IATA reveals Checkpoint of the Future
Jun 06, 2011 10:00 pm
The International Air Transport Association (IATA) has unveiled the first mock-up of a Checkpoint of the Future, designed to enhance security while reducing queues and intrusive searches at airports, using intelligence-driven risk-based measures. It is being shown to delegates attending the Association’s 67th Annual General Meeting (AGM) and World Air Transport Summit, in Singapore.
The main concepts of the Checkpoint are (1) strengthened security by focusing resources where risk is greatest, (2) supporting this risk-based approach by integrating passenger information into the checkpoint process, and (3) maximising throughput for the vast majority of travellers who are deemed to be low risk with no compromise on security levels.
The Checkpoint of the Future ends the one-size-fits-all concept for security. Passengers approaching the checkpoint will be directed to one of three lanes: ‘known traveller’, ‘normal’ and ‘enhanced security’. The determination will be based on a biometric identifier in the passport or other travel document that triggers the results of a risk assessment conducted by government before the passenger arrives at the airport.
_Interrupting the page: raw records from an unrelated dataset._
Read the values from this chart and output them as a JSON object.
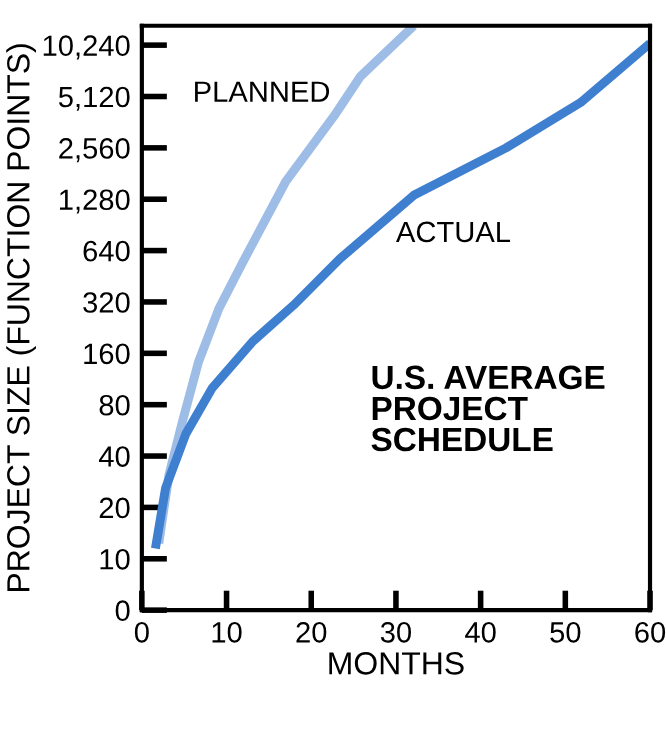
{
  "chart_data": {
    "type": "line",
    "xlabel": "MONTHS",
    "ylabel": "PROJECT SIZE (FUNCTION POINTS)",
    "annotations": [
      "U.S. AVERAGE\nPROJECT\nSCHEDULE"
    ],
    "log": "y",
    "grid": false,
    "legend": false,
    "marker": "none",
    "line_style": "solid",
    "xlim": [
      0,
      60
    ],
    "xticks": [
      0,
      10,
      20,
      30,
      40,
      50,
      60
    ],
    "ylim": [
      0,
      13300
    ],
    "yticks": [
      0,
      10,
      20,
      40,
      80,
      160,
      320,
      640,
      {
        "value": 1280,
        "label": "1,280"
      },
      {
        "value": 2560,
        "label": "2,560"
      },
      {
        "value": 5120,
        "label": "5,120"
      },
      {
        "value": 10240,
        "label": "10,240"
      }
    ],
    "series": [
      {
        "name": "PLANNED",
        "color": "#9dbce6",
        "x": [
          2.0,
          3.2,
          4.8,
          6.7,
          9.1,
          11.9,
          17,
          22.7,
          25.8,
          32.1
        ],
        "values": [
          12.3,
          31,
          64,
          143,
          293,
          545,
          1630,
          3940,
          6700,
          13300
        ]
      },
      {
        "name": "ACTUAL",
        "color": "#3f7fcf",
        "x": [
          1.6,
          2.8,
          5.2,
          8.3,
          13.1,
          17.9,
          23.4,
          32.1,
          43,
          51.8,
          60
        ],
        "values": [
          11.5,
          26,
          54,
          100,
          188,
          306,
          574,
          1350,
          2560,
          4720,
          10500
        ]
      }
    ]
  }
}
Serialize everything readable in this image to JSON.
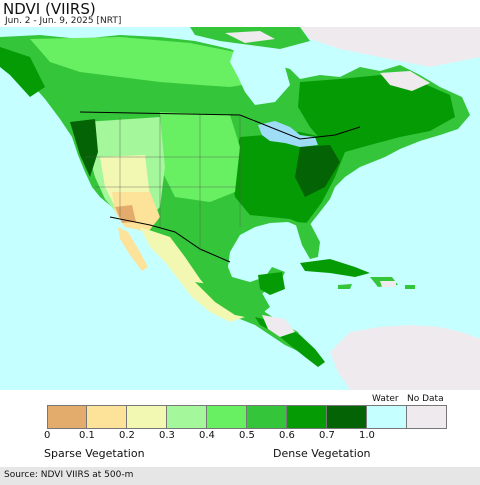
{
  "title": "NDVI (VIIRS)",
  "subtitle": "Jun. 2 - Jun. 9, 2025 [NRT]",
  "legend": {
    "water_label": "Water",
    "nodata_label": "No Data",
    "sparse_label": "Sparse Vegetation",
    "dense_label": "Dense Vegetation",
    "ticks": [
      "0",
      "0.1",
      "0.2",
      "0.3",
      "0.4",
      "0.5",
      "0.6",
      "0.7",
      "1.0"
    ],
    "colors": [
      "#e3ac6c",
      "#fde29a",
      "#f2f8b2",
      "#a4f79a",
      "#68ef62",
      "#35c53a",
      "#059b05",
      "#046304",
      "#c6ffff",
      "#eeeaee"
    ]
  },
  "source": "Source: NDVI VIIRS at 500-m",
  "map_colors": {
    "ocean": "#c6ffff",
    "land_nodata": "#eeeaee",
    "dense": "#059b05",
    "very_dense": "#046304",
    "moderate": "#35c53a",
    "light": "#68ef62",
    "sparse": "#a4f79a",
    "arid": "#f2f8b2",
    "desert": "#e3ac6c",
    "lake": "#9fdcf5"
  }
}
The three security lanes will have technology to check passengers according to risk. “Known travllers” who have registered and completed background checks with government authorities will have expedited access. “Normal screening” would be for the majority of travellers. And those passengers for whom less information is available, who are randomly selected or who are deemed to be an “Elevated risk” would have an additional level of screening.
Screening technology is being developed that will allow passengers to walk through the checkpoint without having to remove clothes or unpack their belongings. Moreover, it is envisioned that the security process could be combined with outbound customs and immigration procedures, further streamlining the passenger experience.
Through the International Civil Aviation Organisation (ICAO), 19 governments, including the United States, are working to define standards for a Checkpoint of the Future. IATA is also coordinating closely with the US Department of Homeland Security’s Checkpoint of Tomorrow programme that has similar goals.